The annual survey by Childwise, a research agency, indicates that 76 per cent of children of pre-school age use technology including tablets, smartphones, PCs or laptops, compared with 23 per cent in 2009. Almost a third use a digital assistant such as Alexa or Siri. Two in five have their own connected device as do over half of those aged three to four.
There are widespread concerns about the possible harmful effects of screen time on children, and tech companies’ failure to protect them from damaging content. Politicians have pledged to bring in strict rules to hold companies to a legal “duty of care” for under-18s.
When the survey was started ten years ago one in five pre-schoolers had access to the internet. This year almost half of parents with under-fives agreed that their child discovered new digital content for themselves, with the numbers rising with age.
Under-fives spend more than two and a half hours a day watching videos or television, up from just over two hours in 2009, according to the survey. While a television is predominantly used, by the age of three children often prefer a tablet computer.
Netflix has overtaken YouTube as the most popular provider of on-demand pre-school television, used by 39 per cent of households, compared with 37 per cent for YouTube. Parents said Netflix was entertaining and child-friendly, while they had concerns about the allegedly addictive nature of YouTube.
Few parents admitted to not enjoying time outdoors with their child although this was more likely among those happy to give them connected devices. Twenty per cent of pre-school parents said they did not take pleasure in being outside with their child, rising to 27 per cent among those who gave their children tablets or phones.

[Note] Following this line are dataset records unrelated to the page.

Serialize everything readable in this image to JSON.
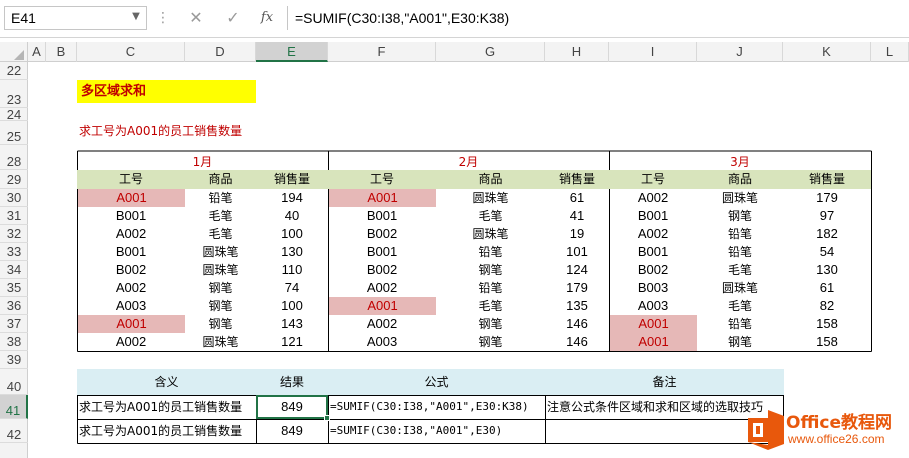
{
  "formula_bar": {
    "name_box": "E41",
    "formula": "=SUMIF(C30:I38,\"A001\",E30:K38)",
    "cancel_icon": "✕",
    "enter_icon": "✓",
    "fx_icon": "fx"
  },
  "columns": [
    "A",
    "B",
    "C",
    "D",
    "E",
    "F",
    "G",
    "H",
    "I",
    "J",
    "K",
    "L"
  ],
  "rows": [
    "22",
    "23",
    "24",
    "25",
    "28",
    "29",
    "30",
    "31",
    "32",
    "33",
    "34",
    "35",
    "36",
    "37",
    "38",
    "39",
    "40",
    "41",
    "42"
  ],
  "sheet": {
    "title": "多区域求和",
    "subtitle": "求工号为A001的员工销售数量",
    "months": [
      "1月",
      "2月",
      "3月"
    ],
    "col_headers": [
      "工号",
      "商品",
      "销售量"
    ],
    "month1": [
      [
        "A001",
        "铅笔",
        "194"
      ],
      [
        "B001",
        "毛笔",
        "40"
      ],
      [
        "A002",
        "毛笔",
        "100"
      ],
      [
        "B001",
        "圆珠笔",
        "130"
      ],
      [
        "B002",
        "圆珠笔",
        "110"
      ],
      [
        "A002",
        "钢笔",
        "74"
      ],
      [
        "A003",
        "钢笔",
        "100"
      ],
      [
        "A001",
        "钢笔",
        "143"
      ],
      [
        "A002",
        "圆珠笔",
        "121"
      ]
    ],
    "month2": [
      [
        "A001",
        "圆珠笔",
        "61"
      ],
      [
        "B001",
        "毛笔",
        "41"
      ],
      [
        "B002",
        "圆珠笔",
        "19"
      ],
      [
        "B001",
        "铅笔",
        "101"
      ],
      [
        "B002",
        "钢笔",
        "124"
      ],
      [
        "A002",
        "铅笔",
        "179"
      ],
      [
        "A001",
        "毛笔",
        "135"
      ],
      [
        "A002",
        "钢笔",
        "146"
      ],
      [
        "A003",
        "钢笔",
        "146"
      ]
    ],
    "month3": [
      [
        "A002",
        "圆珠笔",
        "179"
      ],
      [
        "B001",
        "钢笔",
        "97"
      ],
      [
        "A002",
        "铅笔",
        "182"
      ],
      [
        "B001",
        "铅笔",
        "54"
      ],
      [
        "B002",
        "毛笔",
        "130"
      ],
      [
        "B003",
        "圆珠笔",
        "61"
      ],
      [
        "A003",
        "毛笔",
        "82"
      ],
      [
        "A001",
        "铅笔",
        "158"
      ],
      [
        "A001",
        "钢笔",
        "158"
      ]
    ],
    "result_headers": [
      "含义",
      "结果",
      "公式",
      "备注"
    ],
    "result_rows": [
      [
        "求工号为A001的员工销售数量",
        "849",
        "=SUMIF(C30:I38,\"A001\",E30:K38)",
        "注意公式条件区域和求和区域的选取技巧"
      ],
      [
        "求工号为A001的员工销售数量",
        "849",
        "=SUMIF(C30:I38,\"A001\",E30)",
        ""
      ]
    ]
  },
  "logo": {
    "name": "Office教程网",
    "url": "www.office26.com",
    "color": "#e8580c"
  },
  "colors": {
    "highlight_fill": "#e6b8b7",
    "highlight_text": "#c00000",
    "header_green": "#d8e4bc",
    "header_blue": "#daeef3",
    "title_yellow": "#ffff00",
    "excel_green": "#217346"
  }
}
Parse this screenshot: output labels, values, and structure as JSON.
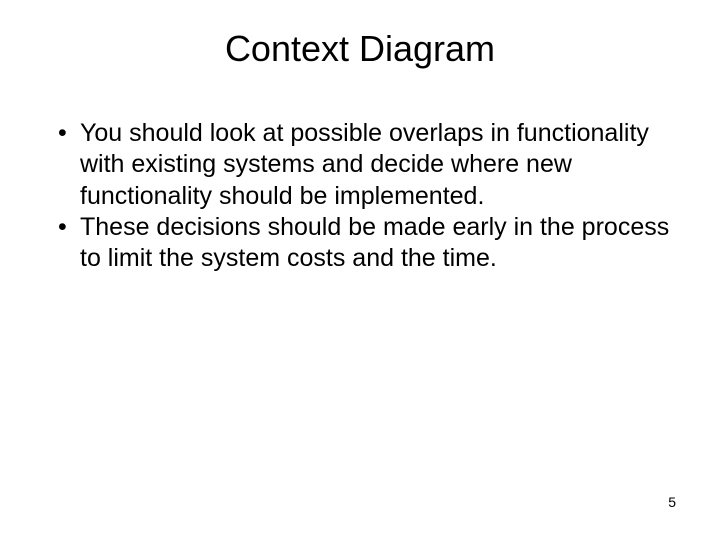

Jenny Ehren, associate research director of Childwise, said: “Today’s preschoolers are confidently navigating digital platforms with purpose and determination. By the age of three, almost all watch programmes on-demand and have access to a connected device, and more than half have their own tablet or computer. The battle to forge a healthy digital lifestyle is now a very real consideration for parents of children this age.”
The survey found most children who accessed the internet did so via a tablet computer such as an iPad. Last year parents were asked why tablets were beneficial. Forty-seven per cent cited educational purposes, while the same proportion acknowledged that they kept their children occupied while they were busy.
Watching programmes and video clips was the most common activity on a tablet, with 70 per cent of children doing this. Only a third used tablets for drawing and colouring, and 17 per cent for reading stories.